Although he first appeared in Captain America #1 (1941), it wasn’t until Tales of Suspense #66 (1965) that we learn the Skull began life as a homeless orphan, beaten and abused by street toughs in pre-war Germany. By the time he was working as an anonymous bellboy in a hotel where Hitler was staying, he was primed with hate and resentment. Perfect clay from which Hitler could mold the perfect Nazi, the Red Skull was born, never to be seen without his hideous crimson skull mask. In his own words, the Skull bragged about being behind every atrocity committed by the Nazi regime and much more after the fall of the Third Reich.
Since those years, in its very anonymity, his character has become total evil. A living metaphor of all that could go wrong with men if they chose wrongly. And as the memories of World War II grow dim, the specter of what the Skull represents can be seen today in the Ukraine, the China Sea, in the murderous events occurring in the Middle East, and even in the streets of European cities as a rising tide of antisemitism once again rears its ugly head. That’s why the Red Skull deserves his place near the top of any list of the most evil villains of all time. As the Skull himself once boasted: “Whenever a city was leveled, a town was sacked, the Red Skull was there! Whenever there was injustice, tyranny, ruthlessness, the Red Skull was there!” And he still is.
Who but the devil himself could occupy the top spot on any list of the most evil villains, even in comics? No matter what guise he appears in whether it’s Satannish or the many different versions of Lucifer that have plagued our heroes across the entire history of comics, there can be no doubt that he’s the motivating force behind much of the strife and heartache suffered by our comics good guys. That said, Mephisto is still powerless unless he has the cooperation of a willing subject. A man (or woman!) has to decide first for himself to do good or evil and if the latter, ends up falling prey to the prince of lies. And though many have gone under, others have managed to defy and free themselves from Lucifer’s clutches as had Marvel’s Ghost Rider and even the devil’s own offspring, the Son of Satan!

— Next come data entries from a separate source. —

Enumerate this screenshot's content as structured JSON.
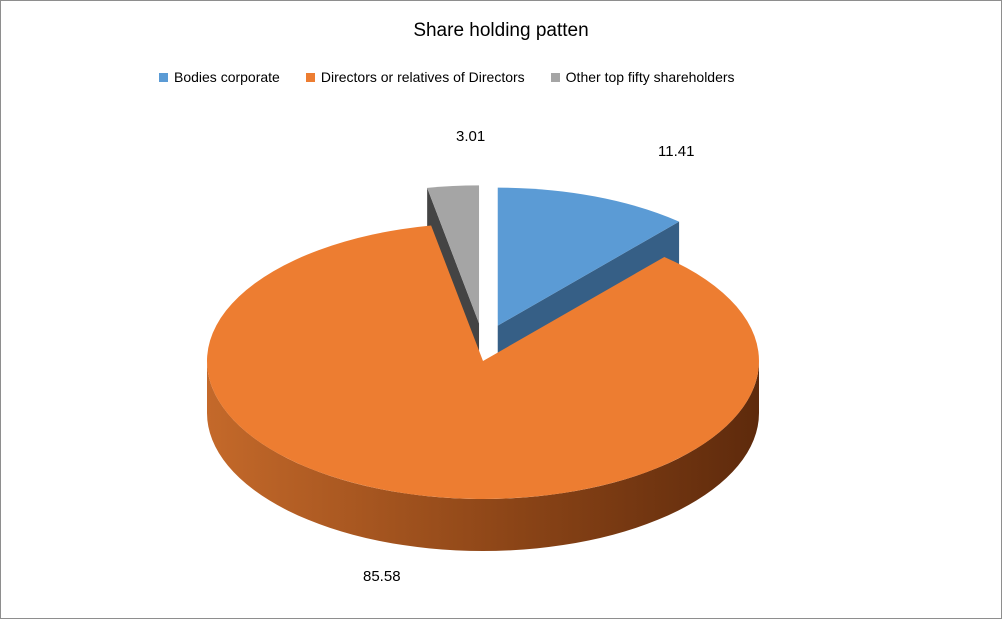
{
  "chart_data": {
    "type": "pie",
    "style": "3d-exploded",
    "title": "Share holding patten",
    "legend_position": "top",
    "categories": [
      "Bodies corporate",
      "Directors or relatives of Directors",
      "Other top fifty shareholders"
    ],
    "values": [
      11.41,
      85.58,
      3.01
    ],
    "data_labels": [
      "11.41",
      "85.58",
      "3.01"
    ],
    "colors": [
      "#5B9BD5",
      "#ED7D31",
      "#A5A5A5"
    ],
    "side_colors": [
      "#365F86",
      "#7A3A12",
      "#444444"
    ]
  }
}
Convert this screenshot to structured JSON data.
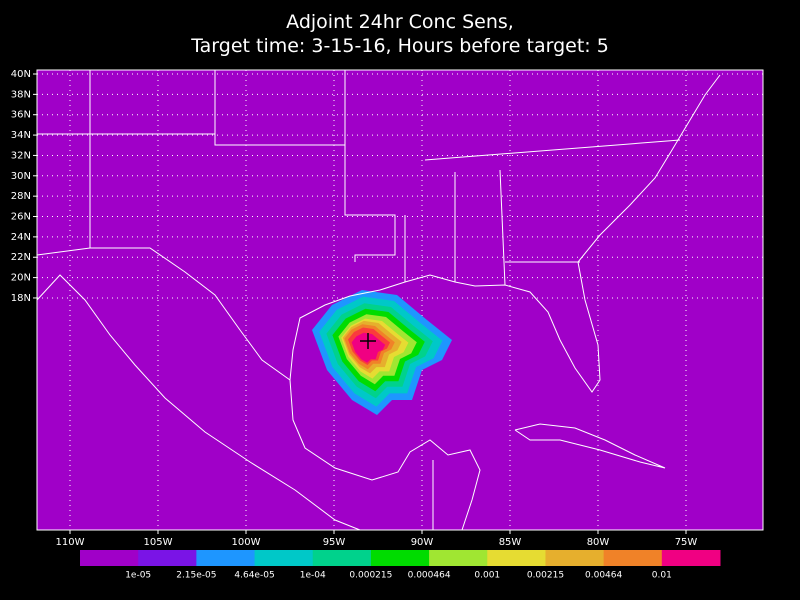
{
  "header": {
    "title_line1": "Adjoint 24hr Conc Sens,",
    "title_line2": "Target time: 3-15-16, Hours before target: 5"
  },
  "map": {
    "lat_ticks": [
      {
        "value": 40,
        "label": "40N"
      },
      {
        "value": 38,
        "label": "38N"
      },
      {
        "value": 36,
        "label": "36N"
      },
      {
        "value": 34,
        "label": "34N"
      },
      {
        "value": 32,
        "label": "32N"
      },
      {
        "value": 30,
        "label": "30N"
      },
      {
        "value": 28,
        "label": "28N"
      },
      {
        "value": 26,
        "label": "26N"
      },
      {
        "value": 24,
        "label": "24N"
      },
      {
        "value": 22,
        "label": "22N"
      },
      {
        "value": 20,
        "label": "20N"
      },
      {
        "value": 18,
        "label": "18N"
      }
    ],
    "lon_ticks": [
      {
        "value": -110,
        "label": "110W"
      },
      {
        "value": -105,
        "label": "105W"
      },
      {
        "value": -100,
        "label": "100W"
      },
      {
        "value": -95,
        "label": "95W"
      },
      {
        "value": -90,
        "label": "90W"
      },
      {
        "value": -85,
        "label": "85W"
      },
      {
        "value": -80,
        "label": "80W"
      },
      {
        "value": -75,
        "label": "75W"
      }
    ]
  },
  "colorbar": {
    "colors": [
      "#a000c8",
      "#7a14e6",
      "#1e96ff",
      "#00c8c8",
      "#00d28c",
      "#00dc00",
      "#a0e632",
      "#e6dc32",
      "#e6af2d",
      "#f08228",
      "#f00082"
    ],
    "labels": [
      "1e-05",
      "2.15e-05",
      "4.64e-05",
      "1e-04",
      "0.000215",
      "0.000464",
      "0.001",
      "0.00215",
      "0.00464",
      "0.01"
    ]
  }
}
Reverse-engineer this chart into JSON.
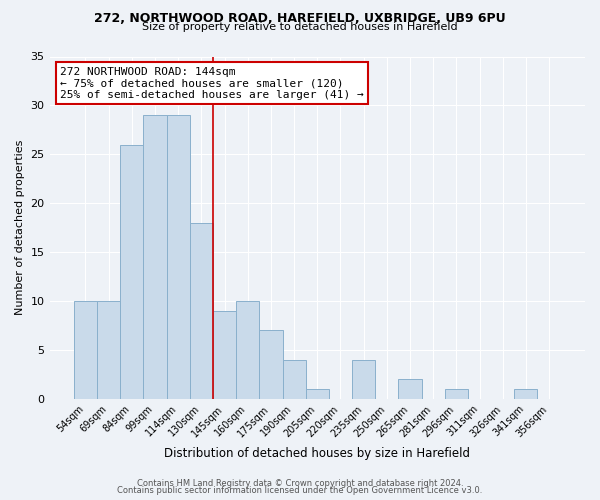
{
  "title1": "272, NORTHWOOD ROAD, HAREFIELD, UXBRIDGE, UB9 6PU",
  "title2": "Size of property relative to detached houses in Harefield",
  "xlabel": "Distribution of detached houses by size in Harefield",
  "ylabel": "Number of detached properties",
  "bin_labels": [
    "54sqm",
    "69sqm",
    "84sqm",
    "99sqm",
    "114sqm",
    "130sqm",
    "145sqm",
    "160sqm",
    "175sqm",
    "190sqm",
    "205sqm",
    "220sqm",
    "235sqm",
    "250sqm",
    "265sqm",
    "281sqm",
    "296sqm",
    "311sqm",
    "326sqm",
    "341sqm",
    "356sqm"
  ],
  "bar_heights": [
    10,
    10,
    26,
    29,
    29,
    18,
    9,
    10,
    7,
    4,
    1,
    0,
    4,
    0,
    2,
    0,
    1,
    0,
    0,
    1,
    0
  ],
  "bar_color": "#c9daea",
  "bar_edge_color": "#8ab0cc",
  "highlight_line_idx": 6,
  "highlight_line_color": "#cc0000",
  "annotation_text": "272 NORTHWOOD ROAD: 144sqm\n← 75% of detached houses are smaller (120)\n25% of semi-detached houses are larger (41) →",
  "annotation_box_color": "#ffffff",
  "annotation_box_edge": "#cc0000",
  "ylim": [
    0,
    35
  ],
  "yticks": [
    0,
    5,
    10,
    15,
    20,
    25,
    30,
    35
  ],
  "footer1": "Contains HM Land Registry data © Crown copyright and database right 2024.",
  "footer2": "Contains public sector information licensed under the Open Government Licence v3.0.",
  "bg_color": "#eef2f7",
  "plot_bg_color": "#eef2f7",
  "grid_color": "#ffffff"
}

That said, the prince of lies is not without his methods of persuasion. Sometimes it can take the form of temptation as it did when he first tried to win the soul of the Silver Surfer (Satan’s first appearance in the guise of Mephisto was in 1968 with Silver Surfer #3) or in the use of logic and philosophy as he once tried against both Dracula and Dr. Strange. But no matter the suavity and sophistication Satan might display on the surface, you can bet your bottom dollar (but hopefully, not your soul!) that he’s literally up to no good!